The state received 154 applications worth a proposed $1.3 billion in grant funds for the ROBIN grant program. After a review, that number was initially whittled down to 24 projects before 18 were selected.
With a private match investment of $202 million, the first round of grants represents a total investment of $405 million toward broadband infrastructure in Michigan.
The projects awarded are:
- Allegan County – 11,024 locations.
- Benzie County – 1,428 locations.
- Branch County – 4,690 locations.
- Kalkaska District (Antrim, Grand Traverse, Kalkaska and Otsego counties) – 3,660 locations.
- Scottville District (Lake, Manistee, Mason and Oceana counties) – 3,384 locations.
- Waters District (Crawford, Montmorency and Otsego counties) – 2,465 locations.
- Midland-Saginaw (Bay, Gratiot, Midland and Saginaw counties) – 1,446 locations.
- MEC-VBCS (Berrien, Cass, St. Joseph and Van Buren counties) – 15,846 locations.
- Quad County (Alcona, Arenac, Bay, Gladwin, Iosco, Ogemaw and Oscoda counties) – 5,552 locations.
- Kent-Ionia (Barry, Ionia and Kent counties) – 2,520 locations.
- Clare-Gladwin (Bay, Clare, Gladwin, Isabella, Mecosta and Midland counties) – 7,836 locations.
- Leelanau County (Benzie, Grand Traverse, Leelanau, Manistee and Wexford counties) – 2,150 locations.
- Cheboygan County – 669 locations.
- Montcalm County – 1,481 locations.
- Kent County – 792 locations.
- Newaygo County – 1,911 locations.
- Kalamazoo County – 917 locations.
- Ingham and Livingston counties – 3,562 locations.
According to the state’s ROBIN database, the recipients of the Quad County, Kent-Ionia and Clare-Gladwin grants withdrew their project after the award announcement.

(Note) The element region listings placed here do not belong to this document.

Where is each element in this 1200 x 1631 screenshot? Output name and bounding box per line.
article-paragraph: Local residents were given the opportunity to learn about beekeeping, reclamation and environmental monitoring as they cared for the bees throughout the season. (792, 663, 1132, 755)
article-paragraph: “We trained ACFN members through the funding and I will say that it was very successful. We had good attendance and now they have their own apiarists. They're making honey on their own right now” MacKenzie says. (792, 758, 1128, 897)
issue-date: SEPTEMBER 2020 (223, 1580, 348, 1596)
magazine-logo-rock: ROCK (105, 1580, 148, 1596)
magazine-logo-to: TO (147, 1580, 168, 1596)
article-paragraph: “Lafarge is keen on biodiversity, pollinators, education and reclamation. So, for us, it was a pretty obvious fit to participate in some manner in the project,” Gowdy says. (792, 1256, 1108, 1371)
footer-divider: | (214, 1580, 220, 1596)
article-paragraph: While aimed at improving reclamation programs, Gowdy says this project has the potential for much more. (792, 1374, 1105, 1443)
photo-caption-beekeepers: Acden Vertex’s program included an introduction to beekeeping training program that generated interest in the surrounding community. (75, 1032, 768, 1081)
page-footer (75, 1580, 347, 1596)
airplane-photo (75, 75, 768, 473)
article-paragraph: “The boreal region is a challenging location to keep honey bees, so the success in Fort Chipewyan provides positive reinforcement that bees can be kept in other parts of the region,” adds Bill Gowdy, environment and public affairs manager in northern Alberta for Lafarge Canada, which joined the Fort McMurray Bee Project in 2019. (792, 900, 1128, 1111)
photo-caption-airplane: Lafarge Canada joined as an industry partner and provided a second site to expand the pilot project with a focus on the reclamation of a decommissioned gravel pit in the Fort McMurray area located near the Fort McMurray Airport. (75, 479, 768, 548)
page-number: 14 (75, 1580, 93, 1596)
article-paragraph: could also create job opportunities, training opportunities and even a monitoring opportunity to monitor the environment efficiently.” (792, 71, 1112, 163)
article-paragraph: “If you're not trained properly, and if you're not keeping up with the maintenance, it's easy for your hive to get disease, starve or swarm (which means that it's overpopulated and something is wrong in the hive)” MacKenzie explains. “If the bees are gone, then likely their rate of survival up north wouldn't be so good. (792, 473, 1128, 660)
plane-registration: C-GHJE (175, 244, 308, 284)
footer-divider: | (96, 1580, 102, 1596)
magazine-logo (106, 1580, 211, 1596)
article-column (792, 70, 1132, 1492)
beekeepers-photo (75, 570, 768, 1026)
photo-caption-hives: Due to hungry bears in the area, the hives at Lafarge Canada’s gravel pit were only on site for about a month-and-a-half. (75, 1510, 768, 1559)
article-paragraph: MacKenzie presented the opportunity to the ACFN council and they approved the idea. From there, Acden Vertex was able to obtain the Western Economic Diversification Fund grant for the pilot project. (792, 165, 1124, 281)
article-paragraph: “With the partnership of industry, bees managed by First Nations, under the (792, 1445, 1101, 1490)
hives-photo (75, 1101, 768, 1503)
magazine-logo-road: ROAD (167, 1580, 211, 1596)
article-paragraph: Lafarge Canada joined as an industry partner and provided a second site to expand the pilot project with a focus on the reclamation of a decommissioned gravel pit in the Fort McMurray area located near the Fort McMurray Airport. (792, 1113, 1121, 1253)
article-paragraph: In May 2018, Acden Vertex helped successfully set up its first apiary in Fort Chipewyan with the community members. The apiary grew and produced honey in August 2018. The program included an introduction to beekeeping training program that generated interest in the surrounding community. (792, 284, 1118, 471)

The remaining funds will be added to the next round of projects, which the state’s internet office will announce later this fall.
“ROBIN is a critical part of Michigan’s broadband expansion plan to the state’s unserved areas and will provide internet service providers and public-private partnerships the funds to deploy broadband infrastructure,” Eric Frederick, Michigan’s chief connectivity officer, said in a statement. “ROBIN is the first piece of the puzzle in getting all Michigander’s connected and we are eager to get the funds out the door.”